Hi! I haven't really worked with a lot of
java security stuff before but I need to use it now to encrypt sensitive data for long term storage. We've never really had to deal with this situation before; where we need to store sensitive data for a long time, then retrieve it and decrypt it so we can use it again. The application that reads the data will be running on the same server as the application that writes the data, so the primary concern for this particular post isn't secure transmission, I just need to make sure that if anyone ever *does* gain access to our database, they won't be able to read the data in this particular table. It doesn't need to be NSA-proof 16KMatrix Filtrax-barred 1028-bit Inifnisigned secure; it just needs to be encrypted well enough that if someone got the data, they'd have to decide it was worth investing some significant time and resources to read it.
I'm running into some issues though because I'm not entirely familiar with all the encryption methods or how they're supposed to be used, and I'm not entirely sure how to use the java encryption providers, which ones I should be using, or what kind of encryption I should be using. I feel like I'm wading into a sea of acronyms which mean nothing to me, and somewhere in here is the acronym that's right for me...
So far I've ruled out SHA1, MD5, and PGP because apparently those are only supposed to be used for cases where you're communicating with someone and you can tell them some other random data like the length of the
String you should get out or some kind of randomized Initialization Vector or something to make sure someone intercepting couldn't just keep intercepting until they found a
pattern. I tried AES, but it looks like AES needs to know the length of the plaintext String it's looking for in order to decrypt it? And uhhhh... The operative
word here is * long term * storage; and I can't store the length of the plaintext string along with the hashed string, so unless there's a way to decrypt AES with just the key String, without knowing the byte length of the plaintext String, it looks like AES is out too.

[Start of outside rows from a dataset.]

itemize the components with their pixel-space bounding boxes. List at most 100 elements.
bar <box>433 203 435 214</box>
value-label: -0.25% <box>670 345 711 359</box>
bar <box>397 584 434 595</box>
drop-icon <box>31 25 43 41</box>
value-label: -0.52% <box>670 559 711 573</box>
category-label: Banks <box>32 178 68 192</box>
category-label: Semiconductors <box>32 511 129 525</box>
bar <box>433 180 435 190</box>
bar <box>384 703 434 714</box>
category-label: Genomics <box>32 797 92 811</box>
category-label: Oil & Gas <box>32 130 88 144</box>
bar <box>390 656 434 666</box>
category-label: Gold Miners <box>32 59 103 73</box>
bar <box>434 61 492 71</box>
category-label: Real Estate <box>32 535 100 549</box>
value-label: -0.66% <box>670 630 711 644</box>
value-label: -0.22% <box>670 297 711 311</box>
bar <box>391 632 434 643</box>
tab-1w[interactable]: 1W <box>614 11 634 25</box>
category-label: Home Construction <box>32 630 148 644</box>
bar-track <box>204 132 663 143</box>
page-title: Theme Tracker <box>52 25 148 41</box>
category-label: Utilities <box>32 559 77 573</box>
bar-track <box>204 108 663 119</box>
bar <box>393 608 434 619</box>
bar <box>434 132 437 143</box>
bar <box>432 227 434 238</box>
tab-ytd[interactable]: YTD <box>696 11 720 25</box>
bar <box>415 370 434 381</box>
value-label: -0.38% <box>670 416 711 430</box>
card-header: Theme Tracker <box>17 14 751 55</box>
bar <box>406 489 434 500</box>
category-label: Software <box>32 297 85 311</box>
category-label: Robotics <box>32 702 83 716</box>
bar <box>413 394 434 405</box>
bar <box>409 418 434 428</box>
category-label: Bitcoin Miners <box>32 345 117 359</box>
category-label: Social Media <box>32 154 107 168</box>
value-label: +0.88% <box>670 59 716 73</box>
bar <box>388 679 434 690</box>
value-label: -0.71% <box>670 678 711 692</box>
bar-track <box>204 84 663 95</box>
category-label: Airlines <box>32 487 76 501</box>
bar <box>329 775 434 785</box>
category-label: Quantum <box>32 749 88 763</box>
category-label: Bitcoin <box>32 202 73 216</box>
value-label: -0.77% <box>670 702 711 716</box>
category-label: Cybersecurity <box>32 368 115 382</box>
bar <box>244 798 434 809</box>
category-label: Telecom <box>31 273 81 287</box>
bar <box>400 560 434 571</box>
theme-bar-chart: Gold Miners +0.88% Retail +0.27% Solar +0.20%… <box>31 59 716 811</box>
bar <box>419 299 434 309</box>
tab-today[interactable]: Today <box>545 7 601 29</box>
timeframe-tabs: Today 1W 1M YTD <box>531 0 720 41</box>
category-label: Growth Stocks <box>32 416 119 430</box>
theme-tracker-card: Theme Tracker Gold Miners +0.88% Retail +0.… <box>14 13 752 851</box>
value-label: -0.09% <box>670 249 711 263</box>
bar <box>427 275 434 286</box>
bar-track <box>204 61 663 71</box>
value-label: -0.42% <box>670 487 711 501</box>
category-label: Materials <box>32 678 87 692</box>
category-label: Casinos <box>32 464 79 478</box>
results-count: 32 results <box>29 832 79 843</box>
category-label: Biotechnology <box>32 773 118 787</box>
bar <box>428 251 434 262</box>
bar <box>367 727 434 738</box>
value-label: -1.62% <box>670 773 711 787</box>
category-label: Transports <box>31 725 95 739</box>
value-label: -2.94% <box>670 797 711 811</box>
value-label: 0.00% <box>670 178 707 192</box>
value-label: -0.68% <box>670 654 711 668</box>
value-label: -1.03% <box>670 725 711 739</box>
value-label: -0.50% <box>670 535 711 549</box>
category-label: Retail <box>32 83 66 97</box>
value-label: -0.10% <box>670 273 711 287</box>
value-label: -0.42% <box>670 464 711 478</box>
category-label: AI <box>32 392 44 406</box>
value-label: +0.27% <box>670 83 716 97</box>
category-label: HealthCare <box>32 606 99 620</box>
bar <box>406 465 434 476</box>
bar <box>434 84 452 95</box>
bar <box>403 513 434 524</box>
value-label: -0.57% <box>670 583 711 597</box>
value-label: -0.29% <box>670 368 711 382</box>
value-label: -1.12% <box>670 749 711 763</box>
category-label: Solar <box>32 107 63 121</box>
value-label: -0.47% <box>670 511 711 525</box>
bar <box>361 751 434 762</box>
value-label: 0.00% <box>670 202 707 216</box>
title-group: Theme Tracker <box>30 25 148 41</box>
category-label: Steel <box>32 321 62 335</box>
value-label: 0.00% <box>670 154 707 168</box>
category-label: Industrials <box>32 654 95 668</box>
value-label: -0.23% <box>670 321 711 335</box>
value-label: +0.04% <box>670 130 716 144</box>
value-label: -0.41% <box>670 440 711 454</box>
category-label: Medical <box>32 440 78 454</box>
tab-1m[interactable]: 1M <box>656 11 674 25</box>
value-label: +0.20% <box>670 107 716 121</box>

I'm running out of encryption methods. I need an encryption method that can be used to encrypt something based on a secret key, then decrypt it based on that same secret key, and I need it to not need anything else. It sounds like the category of what I'm looking for is "Symmetric Key" encryption, where you don't have any special data passed back and forth; just a secret key that really needs to remain secret, so I'm going to start going through all the methods listed in this article:
https://en.wikipedia.org/wiki/Symmetric-key_algorithm#Implementations
The other thing is I'd really like to not have to import any libraries that aren't packaged with Java 7, which is proving to be problematic because most of the examples use BouncyCastle? I apparently already have the sunjce_provider jar in my jre lib folder, so I can use that one, but it looks like I can't do everything I need with that alone.
So this is kind of a two-parter; and the first part is: Does anyone have recommendations for which encryption method I should be using?
The second part concerns the java security packages themselves. I've been studying this:
https://docs.oracle.com/javase/7/docs/technotes/guides/security/crypto/CryptoSpec.html
But a lot of it isn't making a ton of sense to me yet, so I just want to see if I have this right generally:
Providers are just jar files that know how to hash strings with specific algorithms. In order to use one, you have to ask your Security something or other to get you an instance of an engine that knows how to use the encryption method you're asking for, like say, you'd call getInstance("MD5") and it would look through your loaded security providers and be like "Hey, which one of you knows how to MD5 things?", and you CAN tell it to use a specific provider, but that's frowned upon even though every example I've seen does that, and whenever I don't it yells at me for having no providers loaded?
But anyway, once you have your engine you have to get a key through one of a number of processes depending on the encryption method or the provider or something; but generally they all need some form of key to be fed in as a byte array, and then once you give that key to your engine, you can tell the engine to encrypt or decrypt things. I think there's additional steps, but they only apply if you're using the stuff to do stuff with public/private key pairs and non-symmetric encryption?
I feel like I'm still missing a number of steps though... Can anyone tell me if I'm generally steering in the right direction, or maybe point me to a tutorial that's geared towards secure storage rather than secure transmission?